António de Spínola referiu, no seu “Portugal e o Futuro”, que a transição para a federação a partir do regime em vigor não seria difícil.

   De facto, parte do caminho estava feito: as províncias dispunham de Assembleias legislativas e Juntas Consultivas, ambas eleitas e abertas à participação de todos os cidadãos, brancos e negros - a lei do indigenato fora revogada em 1951. Vigorava o princípio da especialidade das leis, com tribunais de primeira instância locais, relação em Luanda e Lourenço Marques e Supremo em Lisboa. Cada província tinha autonomia económica e financeira. O sistema era progressivo e aberto à dinâmica sociopolítica. O Governador era nomeado pelo Governo e podia legislar por decreto.

   Para a federação spinolista faltava elaborar uma nova constituição, constituir o Governo Federal, reorganizar o Governo da Metrópole, eleger os Presidentes dos Estados, definir as condições do circulação de pessoas, bens e capitais entre os Estados, definir o estatuto da Guiné, Cabo Verde, São Tomé e Príncipe, Macau e Timor.

   Ambas as soluções procuravam preservar a “portugalidade” mas de formas diferentes; enquanto António de Spínola visava integrar todas as populações sob a bandeira portuguesa com um modelo inovador à escala mundial, Marcello Caetano pugnava pela adesão das populações à integração cultural, num quadro de autonomias alargadas ou mesmo de independências plenas.

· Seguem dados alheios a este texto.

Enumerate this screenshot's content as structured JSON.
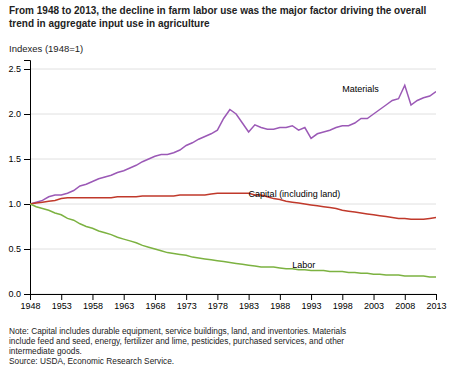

   Em ambos os casos está patente o patriotismo e o respeito pelos povos e pela democracia, mas António de Spínola numa versão mais conservadora e irrealista enquanto Marcello Caetano ostentava um surpreende liberalismo.

   Recordo que Amílcar Cabral tinha uma perspetiva de organização política do “mundo português” muito semelhante à federação defendida por Spínola. Tal pode ter sido resultado das negociações que travaram na Guiné, sob os auspícios de Leopold Senhgor, com vista a encontrar caminhos para a paz na província.

   O líder do PAIGC assumiu perante os seus apoiantes, e publicamente, que, se Portugal evoluísse para uma democracia num quadro de igualdade plena, deixaria de haver motivos para continuar a guerra.

  Amílcar Cabral foi assassinado em 20 de Janeiro de 1973 em Conakri, segundo consta, por dissidentes do seu partido.  Por essa altura o modelo da “Autonomia Progressiva Participada” de Marcello Caetano estava no terreno há cerca de um ano. É possível que, no Partido, tenha posto em causa a motivação da guerra e que tenha sido essa a causa do seu assassinato.

   A sobrevivência de Amílcar Cabral poderia ter posto fim à Guerra da Guiné e de todo o ultramar, abrindo-se espaço para a evolução da Autonomia Progressiva Participada, eventualmente, seguida das independências.

   À luz do quadro geopolítico dos dias de hoje a tese de Spínola parece-me utópica; as elites locais, tarde ou cedo exigiriam as independências, sob os auspícios dos “amigos” externos.

   Talvez houvesse alguma viabilidade do modelo da sociedade plurirracial de Caetano mas nunca num quadro de igualdade de direitos de cidadania entre pretos e brancos.

   A doutrina da negritude que enformou as independências, paradoxalmente, surpreendentemente, parece dedicada à cultura do supremacismo negro.